2023年7月、札幌市ススキノのホテルで男性を殺害し首を切断したなどとして親子が逮捕された事件。12月12日の裁判で母親の浩子被告は「おわび申し上げます」と遺族に謝罪しました。
12日に7回目の公判を迎えた母親の田村浩子被告。青いニットに紺のスカートの姿で一礼して入廷しました。
弁護側による被告人質問が行われた12日の裁判。
「取り返しのつかないことになった。深くおわび申し上げたい」(浩子被告)
肉声が半年ぶりに法廷で聞かれ、浩子被告は遺族に対する謝罪の言葉を口にしました。
2023年7月、札幌市ススキノのホテルで頭部を切断された男性の遺体が見つかった事件。
62歳の男性を殺害して首を切断し頭部を持ち去ったとして、田村瑠奈被告が殺人などの罪、両親が殺人や死体遺棄ほう助などの罪で逮捕・起訴されています。
「頭部の存在に気付いたのは家に持ち込まれた後。とがめることができませんでした」
6月の初公判でこう語り、「遺体を遺棄することを容認したのは違う」などと浩子被告は一貫して無罪を主張しています。

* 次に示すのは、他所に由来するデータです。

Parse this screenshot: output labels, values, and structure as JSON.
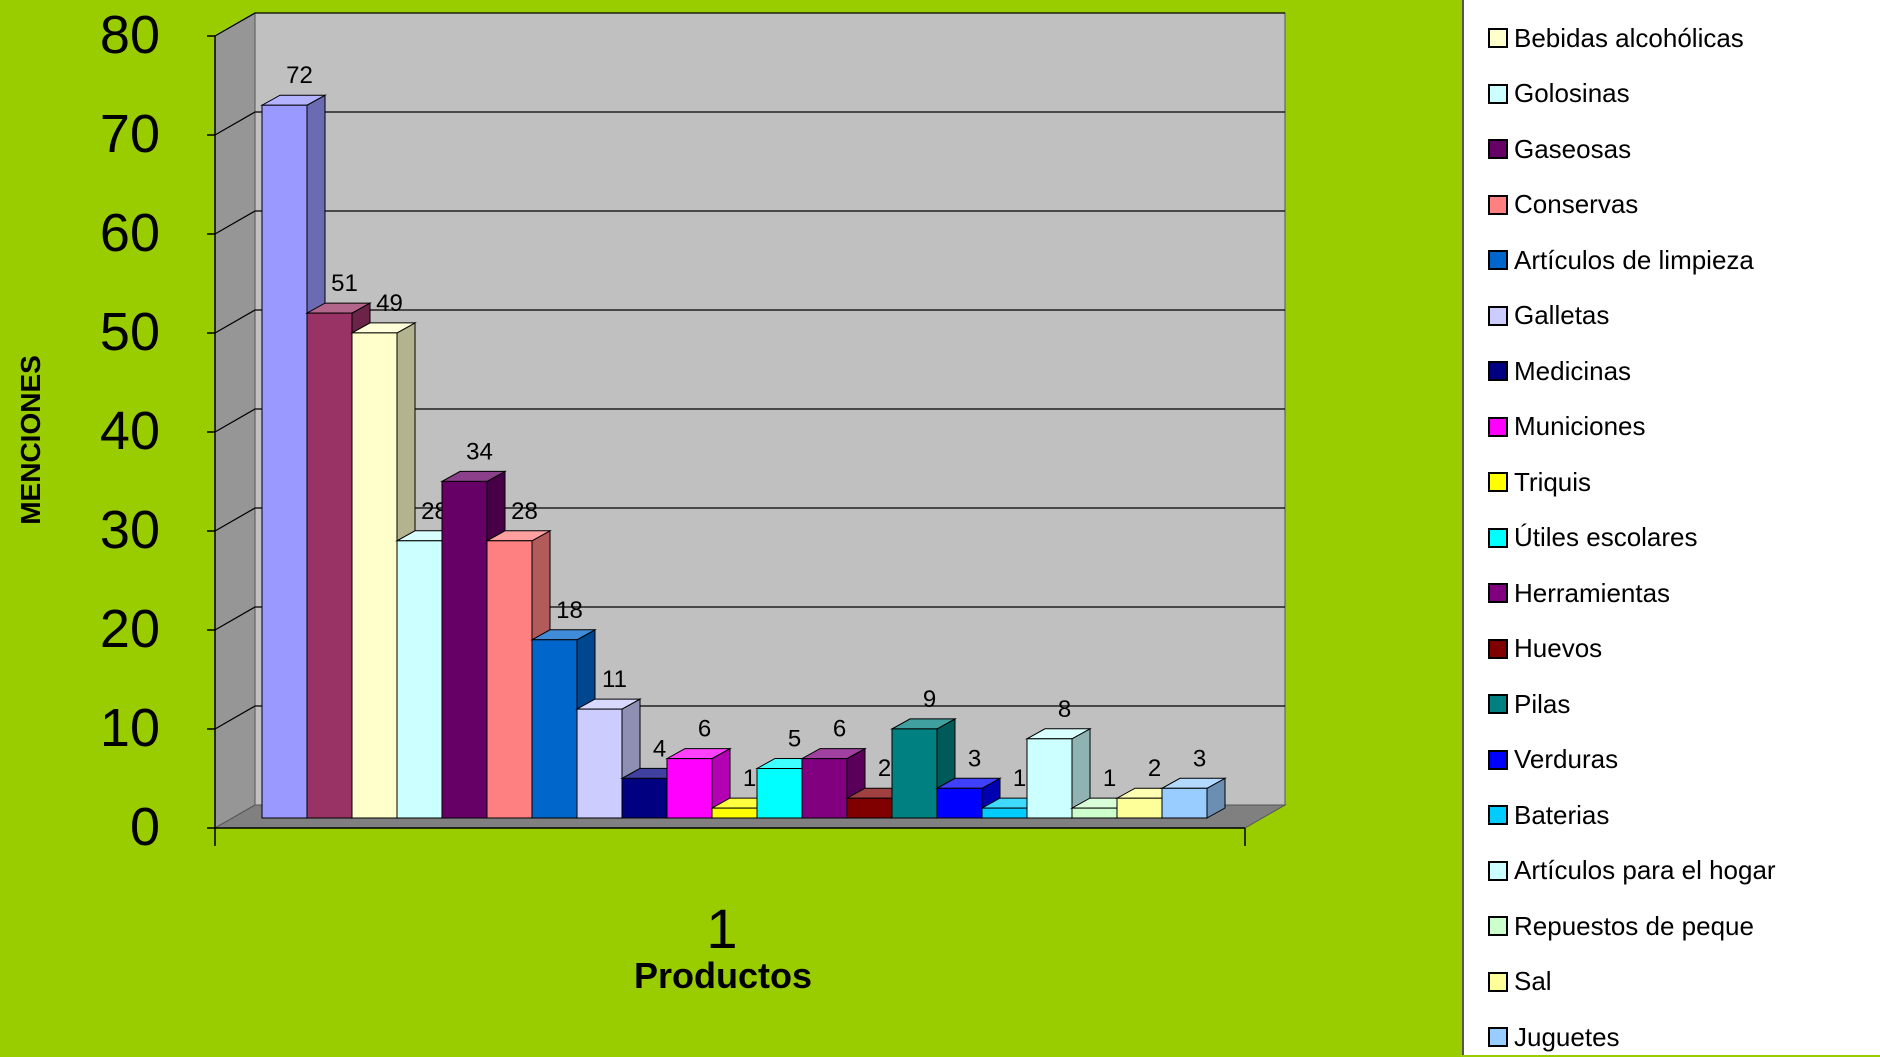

これまでの裁判で幾度となく姿を見せた父親の修被告。10月の裁判では瑠奈被告の音声データが法廷で初めて公開され、複雑な家族関係が垣間見えました。
「とっとと消えろ、てめえらを殺してやる」
「ずっとそう思って生き延びてんだよ」(ともに瑠奈被告)
「あそこのクリニックだと『クリニックではもうそのレベルだとうちでは対応できないので』ていうふうに言われる」(修被告)
「うー!」(瑠奈被告)
「予約を入れます」(修被告)
「私は復讐する、私はお前を殺すお前が私を殺す、私がお前を殺す、お前はどちらを選ぶ?」(瑠奈被告)
「I don't kill any(私はだれも殺さないの意味)」(修被告)
いびつな親子関係が明るみに出ました。
そして、迎えた浩子被告の7回目の裁判。
「Q遺族に対する気持ちは?」(弁護側)
「もしこのような事件が起きなければ大切な家族と過ごす時間がまだまだあった」
「取り返しのつかないことになった」
「深くおわび申し上げたい」(すべて浩子被告)
浩子被告は時折、声を震わせながら遺族への謝罪の気持ちを口にしました。
凄惨な事件を引き起こした娘・瑠奈被告のことを「お嬢さん」と呼び、「私は奴隷です」などと誓約書を書いていた浩子被告。この異様な親子関係はどのようにして形成されていったのか、きっかけを証言しました。
「Q瑠奈と呼べなくなったのは何歳ごろか?」(弁護側)
「(瑠奈被告が)19歳から20歳にかけて」(浩子被告)
「Qきっかけは?」(弁護側)
「私の中で後悔しているのは単位制の高校で同級生が次々と卒業していくが、娘は単位が足りなくて卒業できなかった。そのときに口にしてしまったのが『どうしてできないのだろう』。それをおそらく娘に聞かれていた。ものすごく後悔している。そこから距離を置かれている」(浩子被告)
浩子被告が法廷で明かした親子の「距離」。深い後悔も口にしました。